# Colab Notebook für die Erzeugung der Fragebogen-Items für das nachtrainierte Modell

Für die Ausführung dieses Notebooks ist ein Hugging-Face Account notwendig, in welchem die Lizenzbedinungen von LLaMA 2 akzeptiert wurden. Der Hugging-Face Token muss in das Feld "SECRET" eingesetzt werden. Zudem muss der Google Drive verbunden sein und den Modell-Adapter enthalten.

In [None]:
import locale
locale.getpreferredencoding = lambda: "UTF-8"

!sudo fuser -v /dev/nvidia* -k

In [None]:
!pip install huggingface_hub
import huggingface_hub
huggingface_hub.login(token="SECRET")
!pip install -q accelerate==0.21.0 peft==0.4.0 bitsandbytes==0.40.2 transformers==4.31.0 trl==0.4.7



In [None]:
import os
import torch
from datasets import load_dataset
from transformers import (
    AutoModelForCausalLM,
    AutoTokenizer,
    BitsAndBytesConfig,
    HfArgumentParser,
    TrainingArguments,
    pipeline,
    logging,
    GenerationConfig
)
from peft import LoraConfig, PeftModel

# from google.colab import drive
# drive.mount('/content/drive')



# Load model

In [None]:
model_name_or_path = "meta-llama/Llama-2-13b-hf"
adapter_path = "/content/drive/MyDrive/llama-2-13b_lora/checkpoint-300_ep1/"

tokenizer = AutoTokenizer.from_pretrained(model_name_or_path)
# Fixing some of the early LLaMA HF conversion issues.
tokenizer.bos_token_id = 1

# Load the model (use f16 for faster inference)

model = AutoModelForCausalLM.from_pretrained(
    model_name_or_path,
    torch_dtype=torch.float16,
    device_map={"": 0},
    load_in_4bit=True,
    quantization_config=BitsAndBytesConfig(
        load_in_4bit=True,
        bnb_4bit_compute_dtype=torch.float16,
        bnb_4bit_use_double_quant=True,
        bnb_4bit_quant_type='nf4',
    )
)

model = PeftModel.from_pretrained(model, adapter_path)
model.eval()





# Create generation function

In [None]:
tokenizer_with_prefix_space = AutoTokenizer.from_pretrained(model_name_or_path, add_prefix_space=True)

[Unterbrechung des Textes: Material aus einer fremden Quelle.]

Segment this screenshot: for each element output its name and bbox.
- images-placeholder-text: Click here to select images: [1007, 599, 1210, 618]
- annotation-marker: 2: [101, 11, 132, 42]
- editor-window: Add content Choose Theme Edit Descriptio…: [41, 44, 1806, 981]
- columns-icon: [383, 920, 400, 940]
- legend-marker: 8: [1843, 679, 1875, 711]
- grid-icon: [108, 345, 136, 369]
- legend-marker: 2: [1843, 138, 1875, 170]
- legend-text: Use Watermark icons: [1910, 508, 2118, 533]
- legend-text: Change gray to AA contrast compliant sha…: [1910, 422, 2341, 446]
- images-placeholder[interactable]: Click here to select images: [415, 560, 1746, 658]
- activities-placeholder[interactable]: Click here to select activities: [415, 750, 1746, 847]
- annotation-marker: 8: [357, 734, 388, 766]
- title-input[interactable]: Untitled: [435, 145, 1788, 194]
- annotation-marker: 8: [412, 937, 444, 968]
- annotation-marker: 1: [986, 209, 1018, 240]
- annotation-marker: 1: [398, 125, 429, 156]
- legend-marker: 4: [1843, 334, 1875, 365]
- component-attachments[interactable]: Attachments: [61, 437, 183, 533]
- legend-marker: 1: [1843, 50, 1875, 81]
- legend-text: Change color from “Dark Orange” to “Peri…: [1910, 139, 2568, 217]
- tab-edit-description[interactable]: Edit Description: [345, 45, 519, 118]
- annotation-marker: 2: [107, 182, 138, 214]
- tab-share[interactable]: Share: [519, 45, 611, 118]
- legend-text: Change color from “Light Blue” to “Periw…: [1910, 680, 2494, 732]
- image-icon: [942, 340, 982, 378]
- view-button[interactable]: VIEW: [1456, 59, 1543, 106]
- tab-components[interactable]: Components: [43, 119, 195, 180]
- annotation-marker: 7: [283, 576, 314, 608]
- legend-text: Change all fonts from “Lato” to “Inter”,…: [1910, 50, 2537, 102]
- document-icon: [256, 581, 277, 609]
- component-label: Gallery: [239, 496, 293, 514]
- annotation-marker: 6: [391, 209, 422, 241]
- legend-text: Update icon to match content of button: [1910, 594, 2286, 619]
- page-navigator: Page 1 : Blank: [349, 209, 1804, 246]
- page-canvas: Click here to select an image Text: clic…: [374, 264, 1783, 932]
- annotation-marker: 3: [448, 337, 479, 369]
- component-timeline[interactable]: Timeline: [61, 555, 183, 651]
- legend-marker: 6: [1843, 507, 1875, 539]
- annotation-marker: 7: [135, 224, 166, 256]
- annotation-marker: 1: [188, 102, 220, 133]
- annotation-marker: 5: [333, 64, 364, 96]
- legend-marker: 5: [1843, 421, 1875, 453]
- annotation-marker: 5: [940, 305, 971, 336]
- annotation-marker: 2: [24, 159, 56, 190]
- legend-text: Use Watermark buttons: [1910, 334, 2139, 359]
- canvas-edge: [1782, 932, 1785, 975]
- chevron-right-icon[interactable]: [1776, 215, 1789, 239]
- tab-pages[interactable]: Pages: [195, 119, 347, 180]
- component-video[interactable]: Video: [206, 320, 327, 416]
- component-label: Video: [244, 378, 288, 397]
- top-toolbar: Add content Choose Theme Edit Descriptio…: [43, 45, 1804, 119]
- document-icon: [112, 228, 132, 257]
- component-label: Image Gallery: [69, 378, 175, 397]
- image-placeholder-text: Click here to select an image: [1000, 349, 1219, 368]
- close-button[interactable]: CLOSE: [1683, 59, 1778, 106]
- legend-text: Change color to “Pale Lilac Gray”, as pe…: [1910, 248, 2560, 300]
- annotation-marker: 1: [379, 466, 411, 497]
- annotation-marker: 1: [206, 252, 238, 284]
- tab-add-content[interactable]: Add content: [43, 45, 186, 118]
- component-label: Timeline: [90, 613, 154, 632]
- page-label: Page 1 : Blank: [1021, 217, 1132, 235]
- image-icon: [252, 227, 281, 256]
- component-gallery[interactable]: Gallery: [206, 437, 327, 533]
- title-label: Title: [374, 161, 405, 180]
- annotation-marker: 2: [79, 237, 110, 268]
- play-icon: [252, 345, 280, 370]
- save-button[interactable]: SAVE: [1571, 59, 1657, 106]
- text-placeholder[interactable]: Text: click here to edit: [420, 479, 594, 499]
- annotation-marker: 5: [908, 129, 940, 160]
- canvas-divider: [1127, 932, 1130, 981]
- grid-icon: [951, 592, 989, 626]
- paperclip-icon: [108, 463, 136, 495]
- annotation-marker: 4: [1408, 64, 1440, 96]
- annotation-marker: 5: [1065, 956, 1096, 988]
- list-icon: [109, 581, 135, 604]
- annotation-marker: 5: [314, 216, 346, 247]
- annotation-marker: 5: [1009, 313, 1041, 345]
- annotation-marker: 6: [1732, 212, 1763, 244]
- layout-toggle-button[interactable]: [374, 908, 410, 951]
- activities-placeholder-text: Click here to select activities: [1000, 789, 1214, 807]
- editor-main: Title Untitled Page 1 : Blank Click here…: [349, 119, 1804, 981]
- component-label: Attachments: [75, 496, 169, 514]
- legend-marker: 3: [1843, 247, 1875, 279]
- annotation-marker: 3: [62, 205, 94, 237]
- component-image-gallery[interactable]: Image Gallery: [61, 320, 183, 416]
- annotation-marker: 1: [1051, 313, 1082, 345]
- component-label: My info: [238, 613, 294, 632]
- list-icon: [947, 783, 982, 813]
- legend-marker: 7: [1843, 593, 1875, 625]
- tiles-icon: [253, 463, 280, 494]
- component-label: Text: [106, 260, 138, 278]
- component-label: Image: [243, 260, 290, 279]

def get_tokens_as_list(word_list):
    "Converts a sequence of words into a list of tokens"
    tokens_list = []
    for word in word_list:
        tokenized_word = tokenizer_with_prefix_space([word], add_special_tokens=False).input_ids[0]
        tokens_list.append(tokenized_word)
    return tokens_list

bad_words = get_tokens_as_list(["#","##","###","/n","\n###","###\n"])
bad_words.append([13])

def generate_items_sample_p(prompt, max_new_tokens=200, temperature=0.9, num_return_sequences=15, num_batches=1, top_p=0.90):



    config = GenerationConfig(
        max_new_tokens=max_new_tokens,  # Maximum length of the generated text
        do_sample=True,  # Whether or not to use sampling in generation
        temperature=temperature,  # The value used to module the next token probabilities,
        num_return_sequences=num_return_sequences,
        remove_invalid_values=True,
        top_p = top_p,
        bad_words_ids =bad_words
    )

    input = tokenizer(prompt, return_tensors="pt")
    input.to('cuda')

    out_dec = []
    for _ in range(num_batches):
        with torch.no_grad():
            out = model.generate(**input, generation_config=config)
            batch_out_dec = tokenizer.batch_decode(out, skip_special_tokens=True)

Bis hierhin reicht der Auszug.